I noticed the other day that the pages on this site had double
body tags in the HTML. As someone who favors standards it was kind of embarrassing. But what started as a quick fix turned into a few days of ruminating about how I’m putting this site together.
I use FrontPage 2000 to write my articles. Then I run an Ant script that uses the HTML content of the site to build an RSS feed, a home page with recent articles, the archive page, a Google site map and finally run the content through an XSLT to apply the common page elements.
Since FrontPage 2000 doesn’t output, or even tolerate XHTML, I use a custom Ant task, styler, that lets you do XSLT transformations on HTML pages, even when they aren’t actually XML. My poorly formed result pages were the result of an XPath goof of selecting
html/body when I should have done
But I started to take a look at the community technology preview of Microsoft’s new Expression Web Designer, which is one of the successors of FrontPage. It supports XHTML, which might make me finally upgrade when it comes out. I wondered if I could replace a bunch of the stuff in my Ant script by just using Web Designer features.

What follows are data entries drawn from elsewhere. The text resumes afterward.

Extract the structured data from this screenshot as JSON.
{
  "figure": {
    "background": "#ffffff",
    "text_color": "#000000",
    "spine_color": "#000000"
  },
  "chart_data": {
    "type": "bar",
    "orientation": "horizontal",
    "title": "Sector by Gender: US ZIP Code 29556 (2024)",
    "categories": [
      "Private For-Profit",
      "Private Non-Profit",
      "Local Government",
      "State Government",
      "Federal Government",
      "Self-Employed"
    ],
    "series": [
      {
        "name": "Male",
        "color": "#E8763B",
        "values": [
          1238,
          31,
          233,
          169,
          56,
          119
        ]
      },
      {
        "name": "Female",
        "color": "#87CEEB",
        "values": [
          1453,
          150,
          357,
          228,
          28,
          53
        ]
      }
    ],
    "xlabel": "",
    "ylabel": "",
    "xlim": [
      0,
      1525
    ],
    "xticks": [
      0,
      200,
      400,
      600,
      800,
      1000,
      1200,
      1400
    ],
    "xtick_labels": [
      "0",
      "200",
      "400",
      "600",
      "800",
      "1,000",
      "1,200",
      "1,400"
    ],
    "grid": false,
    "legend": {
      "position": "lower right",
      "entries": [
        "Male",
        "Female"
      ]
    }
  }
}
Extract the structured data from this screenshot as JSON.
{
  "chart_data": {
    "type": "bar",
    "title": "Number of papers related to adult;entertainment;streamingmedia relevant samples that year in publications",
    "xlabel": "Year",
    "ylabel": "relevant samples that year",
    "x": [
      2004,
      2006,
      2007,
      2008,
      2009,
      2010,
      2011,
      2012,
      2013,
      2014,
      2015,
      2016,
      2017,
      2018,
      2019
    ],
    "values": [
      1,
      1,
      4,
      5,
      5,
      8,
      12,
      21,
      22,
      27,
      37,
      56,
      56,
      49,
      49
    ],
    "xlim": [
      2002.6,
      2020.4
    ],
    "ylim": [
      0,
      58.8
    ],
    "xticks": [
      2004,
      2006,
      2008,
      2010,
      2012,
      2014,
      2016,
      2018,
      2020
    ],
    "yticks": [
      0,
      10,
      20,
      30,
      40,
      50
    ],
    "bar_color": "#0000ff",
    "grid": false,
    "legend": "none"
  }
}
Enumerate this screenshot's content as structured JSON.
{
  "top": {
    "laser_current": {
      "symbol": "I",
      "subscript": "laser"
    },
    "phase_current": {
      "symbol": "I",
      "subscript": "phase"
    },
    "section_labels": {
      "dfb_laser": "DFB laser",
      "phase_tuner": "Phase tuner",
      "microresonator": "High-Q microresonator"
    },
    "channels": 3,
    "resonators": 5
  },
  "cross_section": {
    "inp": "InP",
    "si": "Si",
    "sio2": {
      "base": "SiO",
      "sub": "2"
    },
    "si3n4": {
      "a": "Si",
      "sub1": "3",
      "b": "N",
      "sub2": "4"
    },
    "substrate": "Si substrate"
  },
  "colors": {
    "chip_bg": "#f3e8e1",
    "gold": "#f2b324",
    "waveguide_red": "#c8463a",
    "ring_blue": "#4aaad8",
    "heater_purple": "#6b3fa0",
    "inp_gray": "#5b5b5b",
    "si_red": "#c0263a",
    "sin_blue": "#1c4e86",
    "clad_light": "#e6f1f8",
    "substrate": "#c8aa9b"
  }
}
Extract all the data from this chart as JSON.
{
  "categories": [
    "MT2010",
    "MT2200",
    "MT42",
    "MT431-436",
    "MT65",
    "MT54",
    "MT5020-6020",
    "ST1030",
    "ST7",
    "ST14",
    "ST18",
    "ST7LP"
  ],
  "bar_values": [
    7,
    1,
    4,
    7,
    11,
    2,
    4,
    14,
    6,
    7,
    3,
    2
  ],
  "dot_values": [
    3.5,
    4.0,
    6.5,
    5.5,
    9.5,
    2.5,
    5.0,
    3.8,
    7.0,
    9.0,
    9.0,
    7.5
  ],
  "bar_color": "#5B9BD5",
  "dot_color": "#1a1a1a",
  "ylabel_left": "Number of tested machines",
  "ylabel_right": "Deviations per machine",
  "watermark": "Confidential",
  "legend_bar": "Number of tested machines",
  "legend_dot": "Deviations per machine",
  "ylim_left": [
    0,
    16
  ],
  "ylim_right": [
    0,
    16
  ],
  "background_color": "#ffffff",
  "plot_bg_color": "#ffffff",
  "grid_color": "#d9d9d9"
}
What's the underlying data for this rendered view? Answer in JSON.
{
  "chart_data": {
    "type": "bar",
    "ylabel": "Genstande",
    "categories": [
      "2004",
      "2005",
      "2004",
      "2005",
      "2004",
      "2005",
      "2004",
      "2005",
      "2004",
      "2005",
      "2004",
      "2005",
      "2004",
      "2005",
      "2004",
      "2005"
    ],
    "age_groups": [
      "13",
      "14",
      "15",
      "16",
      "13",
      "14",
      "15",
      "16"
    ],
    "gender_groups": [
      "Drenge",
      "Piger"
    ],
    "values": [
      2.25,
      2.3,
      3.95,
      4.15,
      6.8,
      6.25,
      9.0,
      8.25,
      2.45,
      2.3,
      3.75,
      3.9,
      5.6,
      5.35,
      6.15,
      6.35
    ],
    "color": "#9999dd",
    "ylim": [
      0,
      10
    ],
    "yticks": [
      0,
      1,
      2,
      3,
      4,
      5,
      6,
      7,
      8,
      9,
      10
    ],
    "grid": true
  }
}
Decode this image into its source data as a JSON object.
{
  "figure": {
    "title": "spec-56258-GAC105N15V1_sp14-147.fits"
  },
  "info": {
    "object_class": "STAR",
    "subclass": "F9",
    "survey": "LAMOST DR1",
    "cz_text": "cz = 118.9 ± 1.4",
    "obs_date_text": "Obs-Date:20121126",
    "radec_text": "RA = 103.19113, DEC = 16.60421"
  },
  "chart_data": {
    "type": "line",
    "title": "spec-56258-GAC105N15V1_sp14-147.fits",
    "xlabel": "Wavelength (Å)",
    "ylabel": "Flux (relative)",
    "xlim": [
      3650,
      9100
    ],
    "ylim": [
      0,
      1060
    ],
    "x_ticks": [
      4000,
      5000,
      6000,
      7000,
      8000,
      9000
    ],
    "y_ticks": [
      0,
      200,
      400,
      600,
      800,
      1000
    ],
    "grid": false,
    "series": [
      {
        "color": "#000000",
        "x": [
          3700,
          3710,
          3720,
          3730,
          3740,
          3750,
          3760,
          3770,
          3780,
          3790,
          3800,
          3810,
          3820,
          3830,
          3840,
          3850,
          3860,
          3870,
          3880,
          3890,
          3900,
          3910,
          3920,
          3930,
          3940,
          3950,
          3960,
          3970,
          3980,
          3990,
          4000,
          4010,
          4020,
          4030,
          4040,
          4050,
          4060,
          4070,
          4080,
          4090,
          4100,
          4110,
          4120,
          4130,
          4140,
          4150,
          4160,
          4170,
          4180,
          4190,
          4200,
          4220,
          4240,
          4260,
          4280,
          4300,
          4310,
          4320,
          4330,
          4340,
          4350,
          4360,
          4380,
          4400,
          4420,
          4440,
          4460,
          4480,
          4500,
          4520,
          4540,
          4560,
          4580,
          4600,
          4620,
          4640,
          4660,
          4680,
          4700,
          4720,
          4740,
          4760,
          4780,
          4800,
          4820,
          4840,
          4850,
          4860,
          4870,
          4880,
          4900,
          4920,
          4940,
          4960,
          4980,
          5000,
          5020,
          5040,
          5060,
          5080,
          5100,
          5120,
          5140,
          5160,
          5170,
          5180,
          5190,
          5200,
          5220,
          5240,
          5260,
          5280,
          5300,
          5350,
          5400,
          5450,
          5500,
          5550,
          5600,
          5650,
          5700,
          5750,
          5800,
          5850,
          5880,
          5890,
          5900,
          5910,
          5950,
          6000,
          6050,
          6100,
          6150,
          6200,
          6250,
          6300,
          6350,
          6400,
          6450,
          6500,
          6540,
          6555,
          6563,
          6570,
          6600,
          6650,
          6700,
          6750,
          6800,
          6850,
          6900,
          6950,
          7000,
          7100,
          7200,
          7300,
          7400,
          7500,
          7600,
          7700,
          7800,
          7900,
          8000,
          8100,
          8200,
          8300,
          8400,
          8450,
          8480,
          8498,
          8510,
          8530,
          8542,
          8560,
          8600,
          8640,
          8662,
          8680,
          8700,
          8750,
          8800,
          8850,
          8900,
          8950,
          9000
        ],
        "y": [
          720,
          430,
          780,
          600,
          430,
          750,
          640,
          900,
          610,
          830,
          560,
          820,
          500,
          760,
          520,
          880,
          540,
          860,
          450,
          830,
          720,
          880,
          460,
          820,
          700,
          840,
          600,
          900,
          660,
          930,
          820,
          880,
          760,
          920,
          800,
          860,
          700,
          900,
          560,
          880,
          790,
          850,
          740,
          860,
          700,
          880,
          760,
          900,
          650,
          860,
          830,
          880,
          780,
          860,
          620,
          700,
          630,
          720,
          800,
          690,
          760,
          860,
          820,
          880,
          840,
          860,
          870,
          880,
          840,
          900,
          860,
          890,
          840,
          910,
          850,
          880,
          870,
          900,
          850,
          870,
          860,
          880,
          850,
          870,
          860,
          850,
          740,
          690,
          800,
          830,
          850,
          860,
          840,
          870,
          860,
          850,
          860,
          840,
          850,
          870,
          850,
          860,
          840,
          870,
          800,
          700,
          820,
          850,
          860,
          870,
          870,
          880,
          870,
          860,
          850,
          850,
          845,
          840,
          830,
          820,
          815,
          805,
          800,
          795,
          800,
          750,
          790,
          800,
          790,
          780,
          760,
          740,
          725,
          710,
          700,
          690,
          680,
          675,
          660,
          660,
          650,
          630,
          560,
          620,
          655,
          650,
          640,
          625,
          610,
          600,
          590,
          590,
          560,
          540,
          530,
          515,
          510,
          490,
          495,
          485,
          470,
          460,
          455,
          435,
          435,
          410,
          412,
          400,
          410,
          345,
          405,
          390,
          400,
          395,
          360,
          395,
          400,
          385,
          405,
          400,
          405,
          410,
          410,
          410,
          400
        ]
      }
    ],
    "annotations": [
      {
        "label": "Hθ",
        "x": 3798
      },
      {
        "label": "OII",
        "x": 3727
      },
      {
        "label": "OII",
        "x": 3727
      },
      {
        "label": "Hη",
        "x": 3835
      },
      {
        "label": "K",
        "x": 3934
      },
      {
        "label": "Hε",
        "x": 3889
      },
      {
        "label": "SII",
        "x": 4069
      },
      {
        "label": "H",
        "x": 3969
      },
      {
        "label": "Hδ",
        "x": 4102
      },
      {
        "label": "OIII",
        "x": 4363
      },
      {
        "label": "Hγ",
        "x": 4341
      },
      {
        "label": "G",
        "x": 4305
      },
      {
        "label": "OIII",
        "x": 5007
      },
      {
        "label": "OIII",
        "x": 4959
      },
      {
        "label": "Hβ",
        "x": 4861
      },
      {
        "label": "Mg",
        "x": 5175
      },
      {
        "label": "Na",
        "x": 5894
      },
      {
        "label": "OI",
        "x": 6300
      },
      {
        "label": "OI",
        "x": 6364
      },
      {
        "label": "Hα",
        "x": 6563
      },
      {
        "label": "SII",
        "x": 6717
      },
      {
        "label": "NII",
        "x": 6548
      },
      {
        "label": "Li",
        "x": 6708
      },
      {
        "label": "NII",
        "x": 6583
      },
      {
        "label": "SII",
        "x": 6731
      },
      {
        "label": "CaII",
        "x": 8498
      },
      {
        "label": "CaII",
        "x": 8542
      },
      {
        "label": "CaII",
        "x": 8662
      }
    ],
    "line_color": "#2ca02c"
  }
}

The first interesting thing was Dynamic Web Templates, which are actually a FrontPage 2003 feature. They provide essentially the same functionality as my XSLT transformation — centralizing all the common page elements into a single place. There were a couple of things that bothered me about the feature, though. First, every time you save the template page, it asks if you want to update all the pages that use it. I guess the idea is that you won’t edit your template much once you get it right, but for habitually frequent savers like myself, it was a little annoying. Second, when doing real writing of content, Web Designer shows a dimmed template and provides you an editable area where the content ends up. Maybe I’m just quirky, but I’d rather compose articles in a pretty minimal layout. I don’t really need my site banner and search side bar — just give me a nice plain HTML editing surface, please, with a simple CSS for fonts. In fact, that’s really how I’d prefer my articles to be anyway — nice simple XHTML instead of being filled with automatically replicated layout tables and presentation-oriented
Next I decided to take a look at ASP.NET 2.0. I’m pretty ignorant of all versions of ASP, to be honest. But I worked on a web application before ASP 1.0 ever came out, building something that maybe would have been kind of like SharePoint had NextPage had a hundred times the resources that we did. We had to build our own presentation framework, and it suffered from neglect even when we started to learn some things about how to build web applications but had more pressing requirements.
In my foray into ASP.NET, I learned about master pages, which functionally overlap with Dynamic Web Templates but are in fact dynamic, whereas Dynamic Web Templates are, from a typical programmer point of view, static.
A master page has placeholders for content, like this:
... <body> <asp:contentplaceholder id="Body" runat="server"/> </body> ...
When creating the content to go in that placeholder, I initially thought I’d be able to create a nice XHTML page, sullied only slightly by some extra ASP tags to match up with the placeholders in the master document. That’s not the case. The content page can only have the blocks of ASP tags:
<!--Page language="C#" title="My Content Page"--> <content runat="server" contentplaceholderid="Body" id="Content1"> OK, here is my body text. </content>
If you have more than one placeholder in the master, you have the same number of top-level
asp:Content tags in the content page. So what is this strange thing that I’m supposed to store my content in? It’s not HTML — you’re not even allowed to have an
<html> tag in the page. It’s certainly not XML because there’s no root element if there are multiple content blocks. So how are you supposed to author your content?
Of course you can author in plain text, writing markup by hand, but that seems kind of primitive. You can use Visual Studio, but that doesn’t give you spell checking or a UI geared toward English composition. Finally there’s Web Designer, but the rendering is messed up (but it’s only a CTP after all) and it has the same “edit in full context” UI as Dynamic Web Templates. And what do you end up with when you’re done authoring? Some non-standard text file.
People tend to agree that XHTML to the browser is a good thing, but isn’t it a good thing for authoring, too? A variety of authoring tools exist, and it’s so much easier to manipulate source material in XHTML. But master pages seem only concerned with good markup for the browser delivery portion of a document’s lifecycle.
I’d like to learn ASP.NET better at some point — I’m sure it’s excellent for lots of things, but the master page system doesn’t feel right to me. My XSLT approach feels better — clean source documents combined with a “master page” that pulls in the appropriate content. The content pages don’t have any special markup saying “this section will go into some other page at location X”, they just have markup.
So I decided to stick with my current system, fixing the
body problem and taking advantage of Web Designer and HTML Tidy to have XHTML sources and XHTML delivery. I’m content with it… for now, anyway.